The plant where Octapharma makes its recombinant Factor VIII candidate – which is next to Lake Malaren in the West of the Swedish capital Stockholm - has been splitting blood plasma to make protein medications since the 1940s.
It is also just a few streets away from the plant at which Swedish Orphan Biovitrum (Sobi) makes the API for Pfizer’s haemophilia A treatment, ReFacto.
But while the Octapharma and Sobi sites may share a common heritage – both were previously owned by Pharmacia – the Factor VIII made at the Octapharma site is very different from the Pfizer product, which is produced in Chinese hamster ovary (CHO) cells.
Site manager Olivier Clairotte told BioPharma-Reporter.com that: “We produce Factor VIII anti haemophilic factors using human cells, specifically human embryonic kidney cells, which is a completely new business for us compared with out plasma fractionation activities.”
He explained that using human cells eliminates the immunogenicity problems associated with recombinant Factor VIII products already approved and on the market.
This claim is supported by research.
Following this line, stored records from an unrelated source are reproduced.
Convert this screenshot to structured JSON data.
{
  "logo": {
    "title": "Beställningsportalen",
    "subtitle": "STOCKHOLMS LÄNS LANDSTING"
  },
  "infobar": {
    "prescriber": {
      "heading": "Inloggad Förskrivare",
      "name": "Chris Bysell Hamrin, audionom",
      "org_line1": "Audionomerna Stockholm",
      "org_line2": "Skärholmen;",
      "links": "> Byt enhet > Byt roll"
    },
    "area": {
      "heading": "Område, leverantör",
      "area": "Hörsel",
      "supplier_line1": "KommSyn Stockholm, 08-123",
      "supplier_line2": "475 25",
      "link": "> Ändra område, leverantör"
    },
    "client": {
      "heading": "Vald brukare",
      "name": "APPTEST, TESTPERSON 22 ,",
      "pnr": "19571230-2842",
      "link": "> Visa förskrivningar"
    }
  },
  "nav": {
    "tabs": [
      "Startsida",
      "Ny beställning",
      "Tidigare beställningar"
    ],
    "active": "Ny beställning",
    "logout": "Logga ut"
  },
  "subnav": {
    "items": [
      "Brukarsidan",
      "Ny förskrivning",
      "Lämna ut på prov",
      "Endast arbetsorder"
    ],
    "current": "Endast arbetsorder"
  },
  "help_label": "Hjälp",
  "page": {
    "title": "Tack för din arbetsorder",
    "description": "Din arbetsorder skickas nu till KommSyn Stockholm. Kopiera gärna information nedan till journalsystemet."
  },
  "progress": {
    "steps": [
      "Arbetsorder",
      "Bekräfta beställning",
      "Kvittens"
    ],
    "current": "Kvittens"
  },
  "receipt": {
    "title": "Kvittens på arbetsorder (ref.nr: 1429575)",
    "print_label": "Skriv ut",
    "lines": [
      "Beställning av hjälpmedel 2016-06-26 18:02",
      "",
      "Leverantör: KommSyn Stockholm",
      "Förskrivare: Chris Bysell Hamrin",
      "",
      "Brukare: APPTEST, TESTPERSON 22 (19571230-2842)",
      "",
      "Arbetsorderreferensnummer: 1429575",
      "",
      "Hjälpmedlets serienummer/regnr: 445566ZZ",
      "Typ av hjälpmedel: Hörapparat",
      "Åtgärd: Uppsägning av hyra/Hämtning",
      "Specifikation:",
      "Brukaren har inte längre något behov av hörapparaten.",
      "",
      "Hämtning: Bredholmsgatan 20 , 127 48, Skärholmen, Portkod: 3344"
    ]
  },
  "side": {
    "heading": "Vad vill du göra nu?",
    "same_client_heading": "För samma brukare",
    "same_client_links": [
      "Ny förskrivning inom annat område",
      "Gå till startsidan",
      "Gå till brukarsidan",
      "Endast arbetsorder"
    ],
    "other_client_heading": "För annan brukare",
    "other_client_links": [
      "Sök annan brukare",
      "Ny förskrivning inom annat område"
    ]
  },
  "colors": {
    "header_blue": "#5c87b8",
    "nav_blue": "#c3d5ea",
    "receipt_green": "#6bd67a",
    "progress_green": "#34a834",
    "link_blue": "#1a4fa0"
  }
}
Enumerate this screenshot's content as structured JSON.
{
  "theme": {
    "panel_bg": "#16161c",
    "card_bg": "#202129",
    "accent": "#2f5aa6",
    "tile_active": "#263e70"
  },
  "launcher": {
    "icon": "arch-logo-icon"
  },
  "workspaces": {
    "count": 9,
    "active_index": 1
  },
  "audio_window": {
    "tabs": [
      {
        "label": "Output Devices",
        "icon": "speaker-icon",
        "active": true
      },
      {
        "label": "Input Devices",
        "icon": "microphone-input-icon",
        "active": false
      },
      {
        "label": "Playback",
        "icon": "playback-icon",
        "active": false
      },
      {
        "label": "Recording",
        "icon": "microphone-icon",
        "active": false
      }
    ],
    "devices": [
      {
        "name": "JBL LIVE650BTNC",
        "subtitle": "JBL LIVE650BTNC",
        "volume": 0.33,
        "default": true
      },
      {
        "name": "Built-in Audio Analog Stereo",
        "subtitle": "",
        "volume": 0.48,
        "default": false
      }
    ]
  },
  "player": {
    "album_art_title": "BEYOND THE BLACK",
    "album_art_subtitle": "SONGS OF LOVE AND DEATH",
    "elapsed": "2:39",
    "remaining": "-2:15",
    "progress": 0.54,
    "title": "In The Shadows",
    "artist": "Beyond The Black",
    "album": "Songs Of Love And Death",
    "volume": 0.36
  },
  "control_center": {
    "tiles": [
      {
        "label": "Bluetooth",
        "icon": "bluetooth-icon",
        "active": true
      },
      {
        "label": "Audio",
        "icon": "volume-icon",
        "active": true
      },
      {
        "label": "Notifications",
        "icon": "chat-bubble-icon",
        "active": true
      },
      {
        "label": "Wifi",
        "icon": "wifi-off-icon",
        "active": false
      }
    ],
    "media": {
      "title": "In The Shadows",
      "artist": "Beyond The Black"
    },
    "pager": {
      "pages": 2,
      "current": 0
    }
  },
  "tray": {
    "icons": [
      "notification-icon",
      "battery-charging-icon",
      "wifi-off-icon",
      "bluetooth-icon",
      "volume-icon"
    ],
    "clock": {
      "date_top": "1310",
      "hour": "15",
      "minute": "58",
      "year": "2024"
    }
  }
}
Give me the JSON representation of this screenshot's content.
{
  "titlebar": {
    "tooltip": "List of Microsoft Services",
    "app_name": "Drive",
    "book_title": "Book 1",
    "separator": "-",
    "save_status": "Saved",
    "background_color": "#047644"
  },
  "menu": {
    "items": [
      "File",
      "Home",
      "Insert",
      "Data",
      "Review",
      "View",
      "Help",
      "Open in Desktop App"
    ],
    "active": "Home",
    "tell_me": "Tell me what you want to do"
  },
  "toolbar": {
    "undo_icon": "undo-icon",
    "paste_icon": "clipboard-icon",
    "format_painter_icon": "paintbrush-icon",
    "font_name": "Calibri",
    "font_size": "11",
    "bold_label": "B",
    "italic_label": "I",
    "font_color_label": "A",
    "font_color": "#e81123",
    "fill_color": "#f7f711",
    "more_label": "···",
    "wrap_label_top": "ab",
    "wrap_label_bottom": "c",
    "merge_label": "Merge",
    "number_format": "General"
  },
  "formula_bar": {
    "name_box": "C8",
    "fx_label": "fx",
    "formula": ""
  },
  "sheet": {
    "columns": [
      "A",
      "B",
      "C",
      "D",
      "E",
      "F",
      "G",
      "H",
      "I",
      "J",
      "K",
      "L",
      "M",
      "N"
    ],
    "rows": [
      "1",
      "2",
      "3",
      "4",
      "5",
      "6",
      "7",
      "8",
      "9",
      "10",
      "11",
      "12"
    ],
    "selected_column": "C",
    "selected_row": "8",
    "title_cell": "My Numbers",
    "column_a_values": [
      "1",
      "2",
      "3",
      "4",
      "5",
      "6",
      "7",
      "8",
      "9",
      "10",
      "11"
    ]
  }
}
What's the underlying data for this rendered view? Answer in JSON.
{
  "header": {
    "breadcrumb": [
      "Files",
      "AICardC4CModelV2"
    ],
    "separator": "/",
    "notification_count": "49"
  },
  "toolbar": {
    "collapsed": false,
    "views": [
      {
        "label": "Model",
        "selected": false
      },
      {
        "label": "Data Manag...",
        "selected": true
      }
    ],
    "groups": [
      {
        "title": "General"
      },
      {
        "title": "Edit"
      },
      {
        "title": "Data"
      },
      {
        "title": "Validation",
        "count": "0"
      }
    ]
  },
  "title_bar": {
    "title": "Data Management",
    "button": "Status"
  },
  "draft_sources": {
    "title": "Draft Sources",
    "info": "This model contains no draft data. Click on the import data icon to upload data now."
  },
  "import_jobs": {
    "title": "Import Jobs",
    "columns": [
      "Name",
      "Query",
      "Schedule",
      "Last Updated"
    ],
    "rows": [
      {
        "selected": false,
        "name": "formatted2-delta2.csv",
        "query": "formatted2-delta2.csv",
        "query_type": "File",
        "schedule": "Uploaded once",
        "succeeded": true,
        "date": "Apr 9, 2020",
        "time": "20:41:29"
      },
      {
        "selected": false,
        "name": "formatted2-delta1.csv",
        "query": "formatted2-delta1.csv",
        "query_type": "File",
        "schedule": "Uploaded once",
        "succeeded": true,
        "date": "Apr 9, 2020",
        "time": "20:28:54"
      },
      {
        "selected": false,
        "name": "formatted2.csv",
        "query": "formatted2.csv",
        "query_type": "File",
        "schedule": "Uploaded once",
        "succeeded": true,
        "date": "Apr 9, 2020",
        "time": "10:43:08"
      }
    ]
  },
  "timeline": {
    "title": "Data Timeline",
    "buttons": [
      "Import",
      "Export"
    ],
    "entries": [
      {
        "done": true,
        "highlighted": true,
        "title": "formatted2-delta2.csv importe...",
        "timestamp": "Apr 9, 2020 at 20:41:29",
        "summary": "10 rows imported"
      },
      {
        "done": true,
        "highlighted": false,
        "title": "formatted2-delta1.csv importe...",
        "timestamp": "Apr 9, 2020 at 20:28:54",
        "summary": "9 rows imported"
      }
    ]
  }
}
The immunogenic risk posed by recombinant Factor VIII proteins is due to the presence of antigenic epitopes like alpha-1,3-Gal or N-AcetylNeur-acid, which are introduced as a result of the protein’s expression in hamster cells.
Octapharma produces cultures the HEK cells it uses in fixed, stainless-steel bioreactors according to Clairotte who explained that the firm decided not to use disposable, single-use because such systems are not suitible for the product.
“First with the number of parameters we have to control [when making recombinant Factor VIII] we did not think that single-se was applicable. Then when it comes to cost calculation, in some circumstances single-use is an advantage, but for us it was less important.”
Octapharma does use single-use technology for filtration and other downstream steps Clairotte continued.
“Once we have finalised the cell cultivation we use a series of purification steps to isolate this Factor VIII compound and there we come a lot close to a standard production line with chromatography, ultrafiltration, dialysis and nano-filtration techniques all being used.”
Octapharma also fills the Factor VIII in-house and has invested in what Clairotte described as “an advanced” line – which has six isolators and a freeze-dryer - that will handle both the new product and others made at the facility.
If the recombinant Factor VIII product is approved, the Stockholm site will supply Europe and other markets in which the firm intends to seek approval Clairotte said.
“We have submitted in Europe for marketing authorisation and we will submit soon in the US, Canada. The goal for us is to make the product available globally.”